Here’s a tale of two political leaders– one basking in media glare and the other turning out to be a sorry footnote to it; one a national talking point and the other nearly invisible.
It is also a story of two political parties – one focused on the state and the other oblivious to them; one serious about its political future and the other confused about the political course to follow.
It was refreshing listening to the President last Friday speak on a wide- range of issues, including the 2012 elections. In an exclusive interview with Radio Gold in his office, President Mills maintained that the 2012 elections will be peaceful, and that Ghana will not die.
On the other hand, Nana Akufo-Addo was at his violent best when he addressed a cross section of media representatives at a Christmas get-together at his Nima residence in Accra last Thursday evening.
The flagbearer of the New Patriotic Party (NPP), Nana Akufo-Addo, reiterated his earlier call on his supporters to engage in violence in the 2012 general elections.
“Having taken over a peaceful country from former President John Agyekum Kufuor, it behooves President Mills to do same by ensuring a hitch-free election in 2012,” he said, adding: “We expect equal reciprocity from him or, we will fight with our might.”
Nana Akufo-Addo claimed he is surprised that in spite of the bloodshed that characterized the bye-elections in Atiwa, President Mills never uttered a word about the unfortunate developments.
It is interesting listening to Nana Addo as against President Mills and juxtaposing both comments, I cringe.
While President Mills has over the past three years proven to be a shinning example of everything we should seek in 21st Century political leadership, Nana Akufo-Addo, on the other hand, has embodied the very worst of 20th Century totalitarianism.
The other time, it was the fact that “the stakes for power in Ghana are high as a result of our oil discovery. And the last time, it was him becoming president at all cost. And then: his infamous “all-die-be-die comment. More than two years as the leader of the opposition NPP, we have not heard of one single policy alternative from Nana Akufo- Addo, yet he has continued to preach violence in every given opportunity. Can our nation endure the luxury of having another president without the public ever having the opportunity to evaluate the leader’s policy alternatives?
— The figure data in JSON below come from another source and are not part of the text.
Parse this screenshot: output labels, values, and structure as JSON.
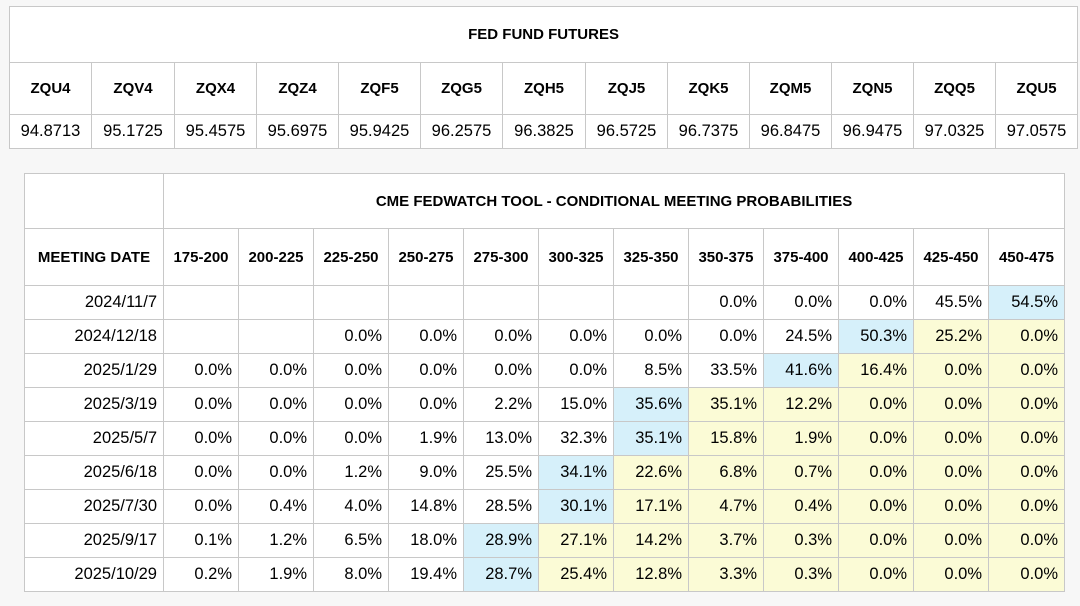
{
  "futures": {
    "title": "FED FUND FUTURES",
    "headers": [
      "ZQU4",
      "ZQV4",
      "ZQX4",
      "ZQZ4",
      "ZQF5",
      "ZQG5",
      "ZQH5",
      "ZQJ5",
      "ZQK5",
      "ZQM5",
      "ZQN5",
      "ZQQ5",
      "ZQU5"
    ],
    "values": [
      "94.8713",
      "95.1725",
      "95.4575",
      "95.6975",
      "95.9425",
      "96.2575",
      "96.3825",
      "96.5725",
      "96.7375",
      "96.8475",
      "96.9475",
      "97.0325",
      "97.0575"
    ]
  },
  "fedwatch": {
    "title": "CME FEDWATCH TOOL - CONDITIONAL MEETING PROBABILITIES",
    "date_header": "MEETING DATE",
    "ranges": [
      "175-200",
      "200-225",
      "225-250",
      "250-275",
      "275-300",
      "300-325",
      "325-350",
      "350-375",
      "375-400",
      "400-425",
      "425-450",
      "450-475"
    ],
    "rows": [
      {
        "date": "2024/11/7",
        "probs": [
          "",
          "",
          "",
          "",
          "",
          "",
          "",
          "0.0%",
          "0.0%",
          "0.0%",
          "45.5%",
          "54.5%"
        ],
        "hl": [
          "",
          "",
          "",
          "",
          "",
          "",
          "",
          "",
          "",
          "",
          "",
          "b"
        ]
      },
      {
        "date": "2024/12/18",
        "probs": [
          "",
          "",
          "0.0%",
          "0.0%",
          "0.0%",
          "0.0%",
          "0.0%",
          "0.0%",
          "24.5%",
          "50.3%",
          "25.2%",
          "0.0%"
        ],
        "hl": [
          "",
          "",
          "",
          "",
          "",
          "",
          "",
          "",
          "",
          "b",
          "y",
          "y"
        ]
      },
      {
        "date": "2025/1/29",
        "probs": [
          "0.0%",
          "0.0%",
          "0.0%",
          "0.0%",
          "0.0%",
          "0.0%",
          "8.5%",
          "33.5%",
          "41.6%",
          "16.4%",
          "0.0%",
          "0.0%"
        ],
        "hl": [
          "",
          "",
          "",
          "",
          "",
          "",
          "",
          "",
          "b",
          "y",
          "y",
          "y"
        ]
      },
      {
        "date": "2025/3/19",
        "probs": [
          "0.0%",
          "0.0%",
          "0.0%",
          "0.0%",
          "2.2%",
          "15.0%",
          "35.6%",
          "35.1%",
          "12.2%",
          "0.0%",
          "0.0%",
          "0.0%"
        ],
        "hl": [
          "",
          "",
          "",
          "",
          "",
          "",
          "b",
          "y",
          "y",
          "y",
          "y",
          "y"
        ]
      },
      {
        "date": "2025/5/7",
        "probs": [
          "0.0%",
          "0.0%",
          "0.0%",
          "1.9%",
          "13.0%",
          "32.3%",
          "35.1%",
          "15.8%",
          "1.9%",
          "0.0%",
          "0.0%",
          "0.0%"
        ],
        "hl": [
          "",
          "",
          "",
          "",
          "",
          "",
          "b",
          "y",
          "y",
          "y",
          "y",
          "y"
        ]
      },
      {
        "date": "2025/6/18",
        "probs": [
          "0.0%",
          "0.0%",
          "1.2%",
          "9.0%",
          "25.5%",
          "34.1%",
          "22.6%",
          "6.8%",
          "0.7%",
          "0.0%",
          "0.0%",
          "0.0%"
        ],
        "hl": [
          "",
          "",
          "",
          "",
          "",
          "b",
          "y",
          "y",
          "y",
          "y",
          "y",
          "y"
        ]
      },
      {
        "date": "2025/7/30",
        "probs": [
          "0.0%",
          "0.4%",
          "4.0%",
          "14.8%",
          "28.5%",
          "30.1%",
          "17.1%",
          "4.7%",
          "0.4%",
          "0.0%",
          "0.0%",
          "0.0%"
        ],
        "hl": [
          "",
          "",
          "",
          "",
          "",
          "b",
          "y",
          "y",
          "y",
          "y",
          "y",
          "y"
        ]
      },
      {
        "date": "2025/9/17",
        "probs": [
          "0.1%",
          "1.2%",
          "6.5%",
          "18.0%",
          "28.9%",
          "27.1%",
          "14.2%",
          "3.7%",
          "0.3%",
          "0.0%",
          "0.0%",
          "0.0%"
        ],
        "hl": [
          "",
          "",
          "",
          "",
          "b",
          "y",
          "y",
          "y",
          "y",
          "y",
          "y",
          "y"
        ]
      },
      {
        "date": "2025/10/29",
        "probs": [
          "0.2%",
          "1.9%",
          "8.0%",
          "19.4%",
          "28.7%",
          "25.4%",
          "12.8%",
          "3.3%",
          "0.3%",
          "0.0%",
          "0.0%",
          "0.0%"
        ],
        "hl": [
          "",
          "",
          "",
          "",
          "b",
          "y",
          "y",
          "y",
          "y",
          "y",
          "y",
          "y"
        ]
      }
    ]
  },
  "colors": {
    "highlight_blue": "#d6f0fa",
    "highlight_yellow": "#fbfbd6",
    "border": "#c8c8c8"
  }
}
In a world of hostile competition where leaders fight for national interests, we have lost our nation to relational political players such as Nana Addo, who barely understand the link between a policy statement and a nation’s moral development. While great leaders debate policies, the best way to move their nations forward, and protecting the young generation, the attention of the Ghanaian opposition leader is fixated on Ghana’s new -found wealth – oil.
Leading with integrity is one of the great challenges of leadership, and that word “integrity” many will also agree eludes Nana Akufo-Addo’s glossary.
When John Mills announced his vision for Ghana, even before he became president, they thought he had gone nuts. “Impossible! It can’t be done! The reason for this was that no other President has thought of doing what he had in mind for his country. It was, and is still a novelty in this proud West African nation’s political landscape.
He was bent on becoming the first president in Ghana that will run the country as if it were a business entity – a business entity whose sole aim is to maximize the nation’s wealth for its people.
History was thus in the making, and his ambition was not without a reality check and caution. As a realist, he realized from the onset that this would be a staggering mission that will require a dyed-in-the-wool band of leaders around him. But, it had been his secret ambition for years, and he knew how to go out and get the job done.
Did he always succeed? I don’t think so. But is he moving in the right steps? Absolutely, yes! Some political opportunists will all too easily say no because of character flaws on their part. However, and to a very large extent, well- intentioned Ghanaians will tell you that although work is still in progress, yet the nation is making a remarkable recovery from the abyss of destruction and excesses of John Kufuour’s NPP regime.
The reality is that we have been going through a big change for the past three years, and with each year, it only seems to grow exponentially. Denial of this does not negate that it has been occurring and will continue to occur. In Ghana, we have seen governments, politicians, businesses, and individuals attempt to lead or manage these changes from a place of greed, sycophancy, power, and manipulation. However, there have also been some great success stories of development, creativity, and successful changes as in John Mills’s case.
The next few years may be crucial for Ghana: Depending on who wins the race to the State House, it will be one of regression and instability or a continuation of the great creativity and developmental strides presently gripping the nation, much like the Pre-independence and Rawlings era.
Ghanaians will have to decide in the next election, just what the future of Ghana holds for us, our children, grandchildren and future generations – retrogression, as in Nana Akufo-Addo or progression, as in John Evans Atta Mills?